CIOs Cut Costs (And Improve Security Effectiveness?)
Posted by Bob Craig - Dir Prod Marketing on Tue, Mar 03, 2009
CSO Magazine recently conducted a survey that reported 41 percent of organizations expect to see a decrease in spending on security staff, while close to 60 percent have either implemented, or plan to implement, a hiring freeze.
Can companies freeze or cut security staff and still deliver appropriate levels of security and compliance? Yes, actually they can:
- Lower costs
- Improve security and compliance
- Deliver increased business effectiveness
How? One answer is a comprehensive approach to access assurance. Companies find that implementing password management, access provisioning, role management, or compliance management and attestation, lets them do more with less which can have a significant impact on overhead costs.
An excellent example is Brookdale Senior Living, which was recently profiled in CIO Magazine. Brookdale grew by acquisition from $400 million to more than $2 billion in just three years to become the nation's largest owner and operator of senior living communities.
One consequence of Brookdale's rapid growth was their internal IT staff was overwhelmed with the sheer volume and complexity of change requests, due primarily to two factors: high turnover in certain positions and the need to provide access to dozens of systems acquired as a result of the mergers, each with its own unique user access requirements.
Automating account provisioning/de-provisioning allowed Brookdale to slash the time required to implement user-access changes from 5 days to less than 24 hours.

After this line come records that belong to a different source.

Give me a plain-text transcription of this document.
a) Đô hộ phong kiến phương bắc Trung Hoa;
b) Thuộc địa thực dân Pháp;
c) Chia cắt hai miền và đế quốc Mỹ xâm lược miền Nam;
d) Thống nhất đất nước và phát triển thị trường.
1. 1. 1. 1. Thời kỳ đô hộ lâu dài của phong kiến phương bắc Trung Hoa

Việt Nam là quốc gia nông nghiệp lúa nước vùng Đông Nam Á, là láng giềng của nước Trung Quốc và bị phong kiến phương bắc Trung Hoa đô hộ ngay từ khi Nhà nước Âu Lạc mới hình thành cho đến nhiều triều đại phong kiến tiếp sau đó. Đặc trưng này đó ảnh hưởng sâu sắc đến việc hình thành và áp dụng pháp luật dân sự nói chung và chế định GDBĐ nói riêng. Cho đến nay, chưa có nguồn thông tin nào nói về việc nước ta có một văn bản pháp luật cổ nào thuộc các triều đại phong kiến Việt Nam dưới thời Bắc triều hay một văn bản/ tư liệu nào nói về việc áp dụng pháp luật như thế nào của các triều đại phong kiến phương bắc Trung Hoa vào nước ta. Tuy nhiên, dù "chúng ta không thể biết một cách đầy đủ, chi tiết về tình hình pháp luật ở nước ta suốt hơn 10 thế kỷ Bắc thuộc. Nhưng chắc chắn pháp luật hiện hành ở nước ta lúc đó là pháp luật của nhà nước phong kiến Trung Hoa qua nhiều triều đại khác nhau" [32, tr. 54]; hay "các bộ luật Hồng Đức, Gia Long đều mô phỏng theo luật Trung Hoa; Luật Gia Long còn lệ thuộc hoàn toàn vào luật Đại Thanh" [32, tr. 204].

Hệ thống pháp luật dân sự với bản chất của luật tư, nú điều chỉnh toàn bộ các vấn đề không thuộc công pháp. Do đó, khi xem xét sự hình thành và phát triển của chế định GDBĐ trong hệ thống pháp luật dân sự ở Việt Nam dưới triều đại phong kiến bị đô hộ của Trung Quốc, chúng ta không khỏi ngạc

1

This productivity boost enabled them to trim three security staff positions, reducing overall IT overhead costs by about $150,000.
Not only did Brookdale save money, but they also improved compliance with regulatory requirements (primarily HIPAA and Sarbanes-Oxley), delivered stronger security (automate ensuring only the right people have access to the right resources) and enhanced end-user productivity (by reducing the amount of time spent waiting for access to IT resources.)